Di sini perlu kiranya
dipertanyakan: "Bukankah akan lebih mendukung pengembangan tafsir jika
pandangan minoritas di atas yang ditekankan?" Tentunya, jika demikian,
maka perlu diberikan beberapa catatan penjelasan sebagai berikut:
Seperti diketahui
setiap asbabun nuzul pasti mencakup: (a) peristiwa, (b) pelaku, dan (c) waktu.

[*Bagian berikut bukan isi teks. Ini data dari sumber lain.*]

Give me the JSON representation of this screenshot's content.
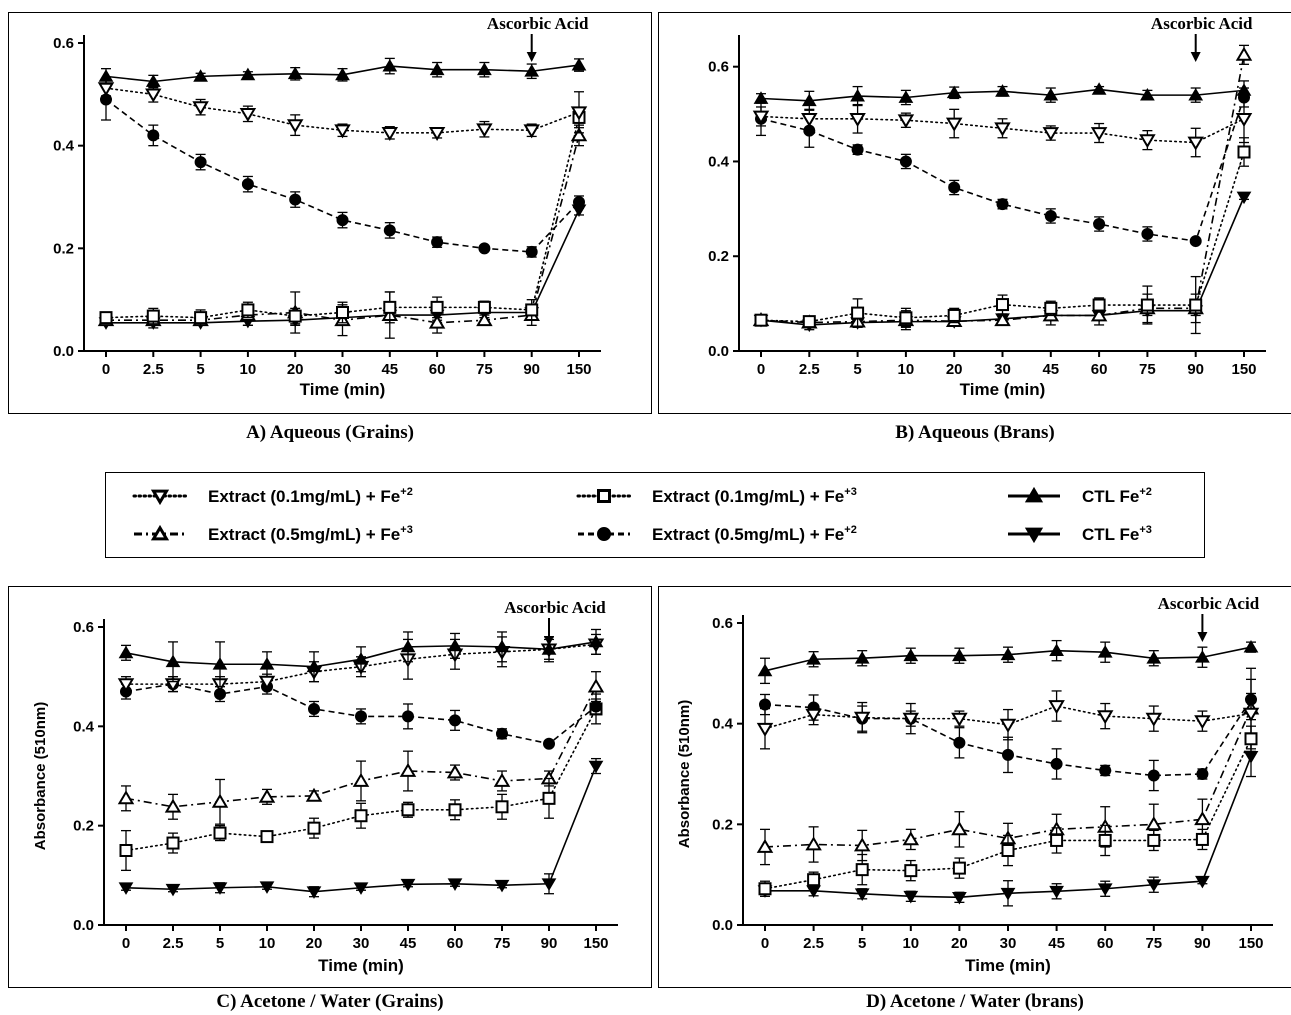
{
  "figure_text": {
    "arrow_label": "Ascorbic Acid",
    "x_axis_title": "Time (min)",
    "y_axis_title": "Absorbance (510nm)"
  },
  "legend": [
    {
      "key": "ext01_fe2",
      "text": "Extract (0.1mg/mL) + Fe",
      "sup": "+2",
      "symbol": "triangle-down-open",
      "line": "dotted"
    },
    {
      "key": "ext01_fe3",
      "text": "Extract (0.1mg/mL) + Fe",
      "sup": "+3",
      "symbol": "square-open",
      "line": "dotted"
    },
    {
      "key": "ctl_fe2",
      "text": "CTL Fe",
      "sup": "+2",
      "symbol": "triangle-up-filled",
      "line": "solid"
    },
    {
      "key": "ext05_fe3",
      "text": "Extract (0.5mg/mL) + Fe",
      "sup": "+3",
      "symbol": "triangle-up-open",
      "line": "dash-dot"
    },
    {
      "key": "ext05_fe2",
      "text": "Extract (0.5mg/mL) + Fe",
      "sup": "+2",
      "symbol": "circle-filled",
      "line": "dashed"
    },
    {
      "key": "ctl_fe3",
      "text": "CTL Fe",
      "sup": "+3",
      "symbol": "triangle-down-filled",
      "line": "solid"
    }
  ],
  "chart_data": [
    {
      "type": "line",
      "caption": "A) Aqueous (Grains)",
      "xlabel": "Time (min)",
      "ylabel": "",
      "categories": [
        "0",
        "2.5",
        "5",
        "10",
        "20",
        "30",
        "45",
        "60",
        "75",
        "90",
        "150"
      ],
      "ylim": [
        0,
        0.6
      ],
      "yticks": [
        "0.0",
        "0.2",
        "0.4",
        "0.6"
      ],
      "annotation": {
        "text": "Ascorbic Acid",
        "at_category": "90"
      },
      "series": [
        {
          "key": "ctl_fe2",
          "values": [
            0.535,
            0.525,
            0.535,
            0.538,
            0.54,
            0.538,
            0.555,
            0.548,
            0.548,
            0.545,
            0.557
          ],
          "errors": [
            0.015,
            0.012,
            0.006,
            0.006,
            0.012,
            0.012,
            0.015,
            0.014,
            0.014,
            0.014,
            0.012
          ]
        },
        {
          "key": "ext01_fe2",
          "values": [
            0.512,
            0.5,
            0.475,
            0.462,
            0.44,
            0.43,
            0.425,
            0.425,
            0.432,
            0.43,
            0.465
          ],
          "errors": [
            0.015,
            0.015,
            0.015,
            0.015,
            0.02,
            0.012,
            0.012,
            0.01,
            0.015,
            0.012,
            0.04
          ]
        },
        {
          "key": "ext05_fe2",
          "values": [
            0.49,
            0.42,
            0.368,
            0.325,
            0.295,
            0.255,
            0.235,
            0.212,
            0.2,
            0.193,
            0.29
          ],
          "errors": [
            0.04,
            0.02,
            0.015,
            0.015,
            0.015,
            0.015,
            0.015,
            0.01,
            0.005,
            0.01,
            0.012
          ]
        },
        {
          "key": "ext01_fe3",
          "values": [
            0.065,
            0.068,
            0.065,
            0.08,
            0.068,
            0.075,
            0.085,
            0.085,
            0.085,
            0.08,
            0.455
          ],
          "errors": [
            0.01,
            0.015,
            0.015,
            0.015,
            0.015,
            0.02,
            0.03,
            0.02,
            0.012,
            0.02,
            0.02
          ]
        },
        {
          "key": "ext05_fe3",
          "values": [
            0.06,
            0.06,
            0.06,
            0.07,
            0.075,
            0.06,
            0.07,
            0.055,
            0.06,
            0.07,
            0.42
          ],
          "errors": [
            0.01,
            0.015,
            0.01,
            0.02,
            0.04,
            0.03,
            0.045,
            0.02,
            0.01,
            0.02,
            0.02
          ]
        },
        {
          "key": "ctl_fe3",
          "values": [
            0.055,
            0.055,
            0.055,
            0.058,
            0.06,
            0.065,
            0.07,
            0.07,
            0.075,
            0.075,
            0.275
          ],
          "errors": [
            0.005,
            0.005,
            0.005,
            0.008,
            0.01,
            0.01,
            0.01,
            0.01,
            0.01,
            0.01,
            0.01
          ]
        }
      ]
    },
    {
      "type": "line",
      "caption": "B) Aqueous (Brans)",
      "xlabel": "Time (min)",
      "ylabel": "",
      "categories": [
        "0",
        "2.5",
        "5",
        "10",
        "20",
        "30",
        "45",
        "60",
        "75",
        "90",
        "150"
      ],
      "ylim": [
        0,
        0.65
      ],
      "yticks": [
        "0.0",
        "0.2",
        "0.4",
        "0.6"
      ],
      "annotation": {
        "text": "Ascorbic Acid",
        "at_category": "90"
      },
      "series": [
        {
          "key": "ctl_fe2",
          "values": [
            0.533,
            0.528,
            0.538,
            0.535,
            0.545,
            0.548,
            0.54,
            0.552,
            0.54,
            0.54,
            0.55
          ],
          "errors": [
            0.01,
            0.02,
            0.02,
            0.015,
            0.012,
            0.01,
            0.015,
            0.006,
            0.01,
            0.015,
            0.02
          ]
        },
        {
          "key": "ext01_fe2",
          "values": [
            0.495,
            0.49,
            0.49,
            0.487,
            0.48,
            0.47,
            0.46,
            0.46,
            0.445,
            0.44,
            0.49
          ],
          "errors": [
            0.02,
            0.02,
            0.03,
            0.015,
            0.03,
            0.02,
            0.015,
            0.02,
            0.02,
            0.03,
            0.05
          ]
        },
        {
          "key": "ext05_fe2",
          "values": [
            0.49,
            0.465,
            0.425,
            0.4,
            0.345,
            0.31,
            0.285,
            0.268,
            0.247,
            0.232,
            0.535
          ],
          "errors": [
            0.035,
            0.035,
            0.01,
            0.015,
            0.015,
            0.01,
            0.015,
            0.015,
            0.015,
            0.005,
            0.02
          ]
        },
        {
          "key": "ext01_fe3",
          "values": [
            0.065,
            0.062,
            0.08,
            0.07,
            0.075,
            0.098,
            0.09,
            0.097,
            0.097,
            0.097,
            0.42
          ],
          "errors": [
            0.01,
            0.01,
            0.03,
            0.02,
            0.015,
            0.02,
            0.015,
            0.015,
            0.04,
            0.06,
            0.03
          ]
        },
        {
          "key": "ext05_fe3",
          "values": [
            0.065,
            0.06,
            0.062,
            0.065,
            0.063,
            0.065,
            0.075,
            0.075,
            0.09,
            0.09,
            0.625
          ],
          "errors": [
            0.01,
            0.01,
            0.01,
            0.02,
            0.01,
            0.01,
            0.02,
            0.02,
            0.03,
            0.03,
            0.02
          ]
        },
        {
          "key": "ctl_fe3",
          "values": [
            0.065,
            0.055,
            0.06,
            0.062,
            0.062,
            0.068,
            0.075,
            0.075,
            0.085,
            0.085,
            0.325
          ],
          "errors": [
            0.01,
            0.01,
            0.01,
            0.01,
            0.01,
            0.01,
            0.01,
            0.01,
            0.01,
            0.01,
            0.005
          ]
        }
      ]
    },
    {
      "type": "line",
      "caption": "C) Acetone / Water (Grains)",
      "xlabel": "Time (min)",
      "ylabel": "Absorbance (510nm)",
      "categories": [
        "0",
        "2.5",
        "5",
        "10",
        "20",
        "30",
        "45",
        "60",
        "75",
        "90",
        "150"
      ],
      "ylim": [
        0,
        0.6
      ],
      "yticks": [
        "0.0",
        "0.2",
        "0.4",
        "0.6"
      ],
      "annotation": {
        "text": "Ascorbic Acid",
        "at_category": "90"
      },
      "series": [
        {
          "key": "ctl_fe2",
          "values": [
            0.548,
            0.53,
            0.525,
            0.525,
            0.52,
            0.535,
            0.56,
            0.562,
            0.56,
            0.555,
            0.57
          ],
          "errors": [
            0.015,
            0.04,
            0.045,
            0.025,
            0.03,
            0.025,
            0.03,
            0.025,
            0.03,
            0.025,
            0.025
          ]
        },
        {
          "key": "ext01_fe2",
          "values": [
            0.485,
            0.485,
            0.485,
            0.49,
            0.51,
            0.52,
            0.535,
            0.545,
            0.55,
            0.555,
            0.565
          ],
          "errors": [
            0.015,
            0.015,
            0.015,
            0.015,
            0.02,
            0.02,
            0.04,
            0.03,
            0.03,
            0.02,
            0.02
          ]
        },
        {
          "key": "ext05_fe2",
          "values": [
            0.47,
            0.485,
            0.465,
            0.48,
            0.435,
            0.42,
            0.42,
            0.412,
            0.385,
            0.365,
            0.44
          ],
          "errors": [
            0.015,
            0.015,
            0.015,
            0.015,
            0.015,
            0.015,
            0.025,
            0.02,
            0.01,
            0.005,
            0.015
          ]
        },
        {
          "key": "ext05_fe3",
          "values": [
            0.255,
            0.238,
            0.248,
            0.258,
            0.26,
            0.29,
            0.31,
            0.307,
            0.29,
            0.295,
            0.48
          ],
          "errors": [
            0.025,
            0.025,
            0.045,
            0.015,
            0.01,
            0.04,
            0.04,
            0.015,
            0.02,
            0.015,
            0.03
          ]
        },
        {
          "key": "ext01_fe3",
          "values": [
            0.15,
            0.165,
            0.185,
            0.178,
            0.195,
            0.22,
            0.232,
            0.232,
            0.238,
            0.255,
            0.435
          ],
          "errors": [
            0.04,
            0.02,
            0.015,
            0.01,
            0.02,
            0.025,
            0.015,
            0.02,
            0.025,
            0.04,
            0.03
          ]
        },
        {
          "key": "ctl_fe3",
          "values": [
            0.075,
            0.072,
            0.075,
            0.077,
            0.067,
            0.075,
            0.082,
            0.083,
            0.08,
            0.083,
            0.32
          ],
          "errors": [
            0.005,
            0.005,
            0.01,
            0.005,
            0.01,
            0.005,
            0.005,
            0.005,
            0.005,
            0.02,
            0.015
          ]
        }
      ]
    },
    {
      "type": "line",
      "caption": "D) Acetone / Water (brans)",
      "xlabel": "Time (min)",
      "ylabel": "Absorbance (510nm)",
      "categories": [
        "0",
        "2.5",
        "5",
        "10",
        "20",
        "30",
        "45",
        "60",
        "75",
        "90",
        "150"
      ],
      "ylim": [
        0,
        0.6
      ],
      "yticks": [
        "0.0",
        "0.2",
        "0.4",
        "0.6"
      ],
      "annotation": {
        "text": "Ascorbic Acid",
        "at_category": "90"
      },
      "series": [
        {
          "key": "ctl_fe2",
          "values": [
            0.505,
            0.528,
            0.53,
            0.535,
            0.535,
            0.537,
            0.545,
            0.542,
            0.53,
            0.532,
            0.552
          ],
          "errors": [
            0.025,
            0.015,
            0.015,
            0.015,
            0.015,
            0.015,
            0.02,
            0.02,
            0.015,
            0.02,
            0.01
          ]
        },
        {
          "key": "ext01_fe2",
          "values": [
            0.39,
            0.418,
            0.412,
            0.41,
            0.41,
            0.398,
            0.435,
            0.415,
            0.41,
            0.405,
            0.42
          ],
          "errors": [
            0.04,
            0.02,
            0.03,
            0.03,
            0.015,
            0.03,
            0.03,
            0.025,
            0.025,
            0.02,
            0.04
          ]
        },
        {
          "key": "ext05_fe2",
          "values": [
            0.438,
            0.432,
            0.41,
            0.41,
            0.362,
            0.338,
            0.32,
            0.307,
            0.297,
            0.3,
            0.448
          ],
          "errors": [
            0.02,
            0.025,
            0.025,
            0.015,
            0.03,
            0.035,
            0.03,
            0.01,
            0.03,
            0.01,
            0.04
          ]
        },
        {
          "key": "ext05_fe3",
          "values": [
            0.155,
            0.16,
            0.158,
            0.17,
            0.19,
            0.172,
            0.19,
            0.195,
            0.2,
            0.21,
            0.43
          ],
          "errors": [
            0.035,
            0.035,
            0.03,
            0.02,
            0.035,
            0.03,
            0.03,
            0.04,
            0.04,
            0.04,
            0.08
          ]
        },
        {
          "key": "ext01_fe3",
          "values": [
            0.072,
            0.09,
            0.11,
            0.108,
            0.113,
            0.148,
            0.168,
            0.168,
            0.168,
            0.17,
            0.37
          ],
          "errors": [
            0.015,
            0.015,
            0.03,
            0.02,
            0.02,
            0.03,
            0.025,
            0.03,
            0.02,
            0.02,
            0.025
          ]
        },
        {
          "key": "ctl_fe3",
          "values": [
            0.068,
            0.068,
            0.062,
            0.057,
            0.055,
            0.063,
            0.067,
            0.072,
            0.08,
            0.087,
            0.335
          ],
          "errors": [
            0.005,
            0.01,
            0.01,
            0.01,
            0.01,
            0.025,
            0.015,
            0.015,
            0.015,
            0.005,
            0.04
          ]
        }
      ]
    }
  ]
}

Tidak mungkin benak akan mampu menggambarkan adanya suatu peristiwa yang tidak
terjadi dalam kurun waktu tertentu dan tanpa pelaku.
Sayang, selama ini
pandangan menyangkut asbabun nuzul dan pemahaman ayat sering kali hanya
menekankan kepada peristiwanya dan mengabaikan "waktu" terjadinya
--setelah terlebih dahulu mengabaikan pelakunya-- berdasarkan kaidah yang
dianut oleh mayoritas tersebut.
Para penganut paham
al-'ibrah bi khushush al-sabab, menekankan perlunya analogi (qiyas) untuk
menarik makna dari ayat-ayat yang memiliki latar belakang asbabun nuzul itu,
tetapi dengan catatan apabila qiyas tersebut memenuhi syarat-syaratnya.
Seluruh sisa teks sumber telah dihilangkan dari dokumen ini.